This comes straight from a tipster (send in your tips here) who directed me to the site of Cotchett, Pitre & McCarthy. I reached out to CPM for additional information but as of the time of publication I had not heard back.
Cotchett, Pitre & McCarthy is continuing its investigation into fraudulent “debt counseling” and debt collections in the subprime credit industry. The suit, filed in U.S. District Court in Los Angeles by Cotchett, Pitre & McCarthy and co-counsel, named JP Morgan Chase & Co., Chase Manhattan Bank USA, Money Management International (MMI), also known as Consumer Credit Counseling Service (CCCS), and Money Management By Mail Inc.

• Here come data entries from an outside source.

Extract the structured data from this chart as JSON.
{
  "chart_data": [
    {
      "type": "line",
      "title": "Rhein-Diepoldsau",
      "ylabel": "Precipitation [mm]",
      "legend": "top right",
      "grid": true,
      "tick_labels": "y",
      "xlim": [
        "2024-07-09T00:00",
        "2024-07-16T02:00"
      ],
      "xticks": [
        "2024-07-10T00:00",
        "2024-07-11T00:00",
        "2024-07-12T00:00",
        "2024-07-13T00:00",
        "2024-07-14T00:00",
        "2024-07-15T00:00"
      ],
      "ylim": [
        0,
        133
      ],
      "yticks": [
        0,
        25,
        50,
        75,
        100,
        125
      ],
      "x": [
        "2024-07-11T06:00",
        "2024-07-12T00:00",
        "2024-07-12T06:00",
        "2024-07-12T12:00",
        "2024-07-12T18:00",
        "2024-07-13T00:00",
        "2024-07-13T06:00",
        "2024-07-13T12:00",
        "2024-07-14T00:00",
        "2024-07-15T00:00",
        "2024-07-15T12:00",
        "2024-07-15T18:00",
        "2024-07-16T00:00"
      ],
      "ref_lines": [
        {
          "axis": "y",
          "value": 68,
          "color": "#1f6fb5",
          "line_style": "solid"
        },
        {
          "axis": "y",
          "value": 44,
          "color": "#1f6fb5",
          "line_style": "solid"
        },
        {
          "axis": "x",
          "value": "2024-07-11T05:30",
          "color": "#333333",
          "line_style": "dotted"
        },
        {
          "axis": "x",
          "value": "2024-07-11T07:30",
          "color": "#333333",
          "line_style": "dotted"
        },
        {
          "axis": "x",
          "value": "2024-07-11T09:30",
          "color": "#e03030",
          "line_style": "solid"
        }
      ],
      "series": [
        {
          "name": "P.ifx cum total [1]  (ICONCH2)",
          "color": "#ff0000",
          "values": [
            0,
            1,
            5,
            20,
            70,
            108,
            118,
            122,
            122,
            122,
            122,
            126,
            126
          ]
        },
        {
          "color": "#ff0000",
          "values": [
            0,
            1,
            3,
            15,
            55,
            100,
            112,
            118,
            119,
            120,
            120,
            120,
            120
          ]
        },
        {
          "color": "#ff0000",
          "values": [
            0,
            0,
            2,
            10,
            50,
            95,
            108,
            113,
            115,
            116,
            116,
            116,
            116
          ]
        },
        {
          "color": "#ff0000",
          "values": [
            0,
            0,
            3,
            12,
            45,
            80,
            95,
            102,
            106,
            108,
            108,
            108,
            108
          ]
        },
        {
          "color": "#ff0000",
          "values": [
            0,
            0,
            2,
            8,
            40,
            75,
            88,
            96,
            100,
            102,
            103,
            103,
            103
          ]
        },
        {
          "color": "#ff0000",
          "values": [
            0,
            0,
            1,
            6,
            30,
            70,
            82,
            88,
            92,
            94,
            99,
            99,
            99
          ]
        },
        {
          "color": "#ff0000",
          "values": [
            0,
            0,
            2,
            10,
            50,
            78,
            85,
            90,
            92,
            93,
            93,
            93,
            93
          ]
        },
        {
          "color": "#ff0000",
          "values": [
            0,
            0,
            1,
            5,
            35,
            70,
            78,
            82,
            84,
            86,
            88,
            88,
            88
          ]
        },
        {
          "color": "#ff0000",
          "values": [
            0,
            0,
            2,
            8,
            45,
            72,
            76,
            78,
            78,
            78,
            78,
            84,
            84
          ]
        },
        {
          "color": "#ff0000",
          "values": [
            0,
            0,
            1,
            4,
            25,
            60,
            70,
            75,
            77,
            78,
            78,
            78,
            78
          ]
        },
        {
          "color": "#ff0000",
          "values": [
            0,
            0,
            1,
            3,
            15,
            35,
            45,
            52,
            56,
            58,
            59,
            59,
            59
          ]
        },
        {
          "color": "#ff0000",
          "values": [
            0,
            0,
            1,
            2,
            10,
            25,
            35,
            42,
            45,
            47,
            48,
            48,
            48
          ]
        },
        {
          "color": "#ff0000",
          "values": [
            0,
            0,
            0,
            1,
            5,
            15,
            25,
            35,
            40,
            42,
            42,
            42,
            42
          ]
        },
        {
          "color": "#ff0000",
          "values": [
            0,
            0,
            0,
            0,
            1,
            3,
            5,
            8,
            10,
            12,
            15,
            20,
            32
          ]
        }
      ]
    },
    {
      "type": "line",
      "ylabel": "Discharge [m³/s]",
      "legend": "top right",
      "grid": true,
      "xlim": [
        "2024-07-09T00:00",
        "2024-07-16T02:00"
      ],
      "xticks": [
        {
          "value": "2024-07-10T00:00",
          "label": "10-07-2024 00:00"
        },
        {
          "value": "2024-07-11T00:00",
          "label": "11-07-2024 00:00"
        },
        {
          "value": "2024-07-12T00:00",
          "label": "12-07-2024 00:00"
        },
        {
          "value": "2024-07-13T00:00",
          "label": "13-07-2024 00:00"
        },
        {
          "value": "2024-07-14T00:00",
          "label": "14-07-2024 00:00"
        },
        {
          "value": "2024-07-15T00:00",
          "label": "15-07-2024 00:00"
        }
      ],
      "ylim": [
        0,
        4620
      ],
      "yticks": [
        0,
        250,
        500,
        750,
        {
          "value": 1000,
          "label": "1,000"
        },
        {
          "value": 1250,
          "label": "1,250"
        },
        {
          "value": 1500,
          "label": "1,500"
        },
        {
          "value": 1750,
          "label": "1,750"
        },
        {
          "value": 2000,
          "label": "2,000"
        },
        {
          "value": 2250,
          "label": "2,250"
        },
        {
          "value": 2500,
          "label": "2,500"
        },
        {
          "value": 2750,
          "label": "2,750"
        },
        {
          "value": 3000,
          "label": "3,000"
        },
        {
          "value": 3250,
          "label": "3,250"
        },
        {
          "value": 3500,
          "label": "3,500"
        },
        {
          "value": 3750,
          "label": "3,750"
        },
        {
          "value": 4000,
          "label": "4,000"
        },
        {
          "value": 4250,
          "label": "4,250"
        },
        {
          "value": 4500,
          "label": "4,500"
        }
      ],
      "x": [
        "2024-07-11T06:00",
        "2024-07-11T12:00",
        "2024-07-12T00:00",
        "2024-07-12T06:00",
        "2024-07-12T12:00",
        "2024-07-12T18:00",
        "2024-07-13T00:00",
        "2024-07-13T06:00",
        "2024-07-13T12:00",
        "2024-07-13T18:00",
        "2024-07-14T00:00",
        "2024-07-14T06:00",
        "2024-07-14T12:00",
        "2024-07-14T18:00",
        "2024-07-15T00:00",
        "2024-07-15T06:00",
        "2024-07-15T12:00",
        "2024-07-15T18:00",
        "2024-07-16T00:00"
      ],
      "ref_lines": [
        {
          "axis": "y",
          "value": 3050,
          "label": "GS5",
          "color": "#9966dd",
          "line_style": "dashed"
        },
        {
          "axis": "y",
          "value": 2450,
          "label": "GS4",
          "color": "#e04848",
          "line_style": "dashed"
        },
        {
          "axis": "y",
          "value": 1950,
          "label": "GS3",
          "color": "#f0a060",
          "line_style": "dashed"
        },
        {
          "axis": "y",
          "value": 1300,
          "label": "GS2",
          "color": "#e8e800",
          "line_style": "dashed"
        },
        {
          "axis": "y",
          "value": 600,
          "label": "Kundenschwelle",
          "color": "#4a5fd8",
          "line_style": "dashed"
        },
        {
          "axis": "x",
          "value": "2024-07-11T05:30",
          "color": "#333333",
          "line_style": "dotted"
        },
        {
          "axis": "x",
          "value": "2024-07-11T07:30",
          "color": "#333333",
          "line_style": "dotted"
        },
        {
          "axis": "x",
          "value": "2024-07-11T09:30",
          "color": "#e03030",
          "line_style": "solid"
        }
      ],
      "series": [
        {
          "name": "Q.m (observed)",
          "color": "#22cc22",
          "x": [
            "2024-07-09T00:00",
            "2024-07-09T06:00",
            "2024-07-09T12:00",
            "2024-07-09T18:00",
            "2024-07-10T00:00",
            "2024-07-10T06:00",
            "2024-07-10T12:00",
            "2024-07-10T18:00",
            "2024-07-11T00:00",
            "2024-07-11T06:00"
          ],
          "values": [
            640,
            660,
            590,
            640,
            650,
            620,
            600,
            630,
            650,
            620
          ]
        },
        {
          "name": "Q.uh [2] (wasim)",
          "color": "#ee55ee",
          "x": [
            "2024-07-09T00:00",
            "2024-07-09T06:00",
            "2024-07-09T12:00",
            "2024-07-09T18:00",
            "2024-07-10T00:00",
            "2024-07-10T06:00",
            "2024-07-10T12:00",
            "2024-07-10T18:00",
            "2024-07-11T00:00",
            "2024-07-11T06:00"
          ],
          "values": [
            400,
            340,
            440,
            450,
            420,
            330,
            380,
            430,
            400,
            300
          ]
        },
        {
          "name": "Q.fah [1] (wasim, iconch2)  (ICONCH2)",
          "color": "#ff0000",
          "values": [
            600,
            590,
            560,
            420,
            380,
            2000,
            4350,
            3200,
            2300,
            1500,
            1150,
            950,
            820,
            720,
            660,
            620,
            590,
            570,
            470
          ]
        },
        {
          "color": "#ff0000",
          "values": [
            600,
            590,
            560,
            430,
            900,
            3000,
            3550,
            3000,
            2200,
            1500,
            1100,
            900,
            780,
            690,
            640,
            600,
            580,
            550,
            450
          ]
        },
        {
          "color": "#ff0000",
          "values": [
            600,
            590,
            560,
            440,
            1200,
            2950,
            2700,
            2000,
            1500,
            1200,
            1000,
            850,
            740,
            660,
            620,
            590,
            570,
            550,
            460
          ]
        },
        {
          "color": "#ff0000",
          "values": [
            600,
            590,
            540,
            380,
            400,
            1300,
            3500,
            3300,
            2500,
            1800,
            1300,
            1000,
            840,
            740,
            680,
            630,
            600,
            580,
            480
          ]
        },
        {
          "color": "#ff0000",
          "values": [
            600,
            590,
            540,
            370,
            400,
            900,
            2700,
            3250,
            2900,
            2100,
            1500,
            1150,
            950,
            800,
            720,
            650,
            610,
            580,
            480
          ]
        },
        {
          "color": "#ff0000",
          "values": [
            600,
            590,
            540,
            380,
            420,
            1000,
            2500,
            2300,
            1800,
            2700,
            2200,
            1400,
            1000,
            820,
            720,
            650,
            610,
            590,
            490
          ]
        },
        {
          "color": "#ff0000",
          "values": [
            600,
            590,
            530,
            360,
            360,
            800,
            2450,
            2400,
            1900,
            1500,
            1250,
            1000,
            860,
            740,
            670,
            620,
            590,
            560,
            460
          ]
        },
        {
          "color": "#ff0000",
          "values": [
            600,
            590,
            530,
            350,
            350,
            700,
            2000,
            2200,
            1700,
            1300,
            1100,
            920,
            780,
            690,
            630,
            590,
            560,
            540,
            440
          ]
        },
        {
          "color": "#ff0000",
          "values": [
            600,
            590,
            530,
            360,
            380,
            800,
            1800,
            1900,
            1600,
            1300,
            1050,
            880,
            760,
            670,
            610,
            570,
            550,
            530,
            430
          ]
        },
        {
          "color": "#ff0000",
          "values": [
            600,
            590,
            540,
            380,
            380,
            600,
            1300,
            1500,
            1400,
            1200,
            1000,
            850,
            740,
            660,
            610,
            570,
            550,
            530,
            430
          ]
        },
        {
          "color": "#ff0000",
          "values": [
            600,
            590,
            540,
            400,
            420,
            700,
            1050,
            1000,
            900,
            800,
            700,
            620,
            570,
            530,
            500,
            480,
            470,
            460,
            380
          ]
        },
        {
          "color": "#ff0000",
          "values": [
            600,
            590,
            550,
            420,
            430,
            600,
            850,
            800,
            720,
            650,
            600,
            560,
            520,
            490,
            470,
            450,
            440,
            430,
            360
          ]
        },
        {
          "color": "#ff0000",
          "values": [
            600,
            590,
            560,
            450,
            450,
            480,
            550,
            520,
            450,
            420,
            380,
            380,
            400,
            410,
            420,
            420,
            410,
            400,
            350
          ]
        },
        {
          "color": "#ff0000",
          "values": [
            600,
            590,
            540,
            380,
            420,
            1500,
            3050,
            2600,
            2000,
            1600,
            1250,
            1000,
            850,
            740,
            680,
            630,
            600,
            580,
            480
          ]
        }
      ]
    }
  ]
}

The suit and investigation arise out of the relatively new sub-prime credit counseling industry. The industry was created by the nation’s leading creditors (including leading credit card companies) to use third party, allegedly non-profit “credit counseling” organizations, to secretly facilitate their collections from unsuspecting customers who were in financial distress and had turned to what they thought were non-profits for financial help.
The complaint alleges that Money Management International Inc. (MMI) and others advertised and promoted themselves as non-profit credit counseling organizations whose main purpose was to act on behalf of the consumer. These companies were in fact operating as agents of the consumers’ creditors, including Chase, according to the complaint.
These agencies claimed in their advertisements that they would “negotiate” on behalf of consumers with Chase and other credit card companies to whom consumers owed money — however, as alleged in the Complaint, there was no real “negotiation” — instead there were back room deals between the creditors and the “counseling” agencies designed to collect as much money as possible from unsuspecting consumers.
The complaint alleges:
- MMI and others were nothing more than debt collectors that, even according to Chase’s own documents, “partnered” with Chase to collect its accounts under the guise of “rescuing” consumers drowning in debt;
- The agencies, in reality, operated as for-profit organizations, distributing monthly payments they collected from consumers to Chase, while keeping a share for themselves — effectively a payment by Chase that was kept hidden from the consumers;
- and the agencies also failed to provide comprehensive financial counseling that communicated all options open to indebted consumers. For example, the agencies as a matter of practice failed to discuss bankruptcy as a viable option since that would cut off the flow of money to the creditors.
The lawsuit seeks to recover monies wrongfully obtained from consumers (including Chase credit card holders) who were indebted to Chase and/or who contracted for credit repair and debt management plan services from MMI or credit counseling agencies that MMI has taken over. If you feel you have been victimized by subprime credit “counseling,” please contact us at TAKE ACTION to explore your legal rights.
In addition to the current litigation against MMI, Cotchett, Pitre & McCarthy is investigating claims on behalf of consumers who received credit counseling services from the following credit “counselors”:
American Financial Solutions
American Consumer Credit Counseling
Care One Credit Counseling
Consolidated Credit Counseling Services
Family Credit Counseling
Genus Credit Management
InCharge Debt Solutions
Lighthouse Credit Foundation
Take Charge America
Zero Balance Debt Management – Source
While some may view this as yet another frivolous suit and a shakedown, the suit does expose or draw attention to some problematic fundamentals of credit counseling:
- There is no real negotiation.
- Creditors dictate the terms.
- The services are primarily compensated for by the creditor which, no matter how much they may claim, does bastardize the fiduciary role of the agency.
- And there may not be adequate disclosure of the alternatives in each consumers situation including bankruptcy, and yes, debt settlement.
This complaint goes back to 2007 but it continues and the roping in of additional agencies is new.
Since Money Management International had taken on clients of Ameridebt, it appears the connection into this case is because of the actions of Ameridebt and in fact the exhibits in this case revel much more about Ameridebt than even I had known before. – Source, Source, Source.
The original complaint reads like a history of the credit counseling industry. You can read the amended complaint here.
Apparently MMI is Settling This Case
I previously wrote about Money Management International intending to settle this case to get out from under it. It is said that MMI is going to settle for $6.5 Million as reported here.
Chase Pay For Performance Credit Counseling
It’s nice to see this 2003 letter from Chase Bank finally reach the light of day. This letter and the policy of Chase was one of the primary reasons I spoke out about the credit counseling industry while in the middle of the credit counseling industry, essentially cutting my own throat.
At the time I felt Chase, and to be fair, others, had gone too far in connecting credit counseling compensation with collection performance and not allowing the agencies to shine as good guys based on the overall work they did, even if that work did not result in a measurement desired by the collection department.
From this case is this letter in the exhibits.
While the letter is difficult to read it does lay out that credit counseling agency funding was seemingly now most dependent on how much money they collected from consumers and agencies were ranked and rewarded by their level of collection performance and consumers completing the DMP. The reward to the credit counseling agency was for consumers that “successfully complete the program.”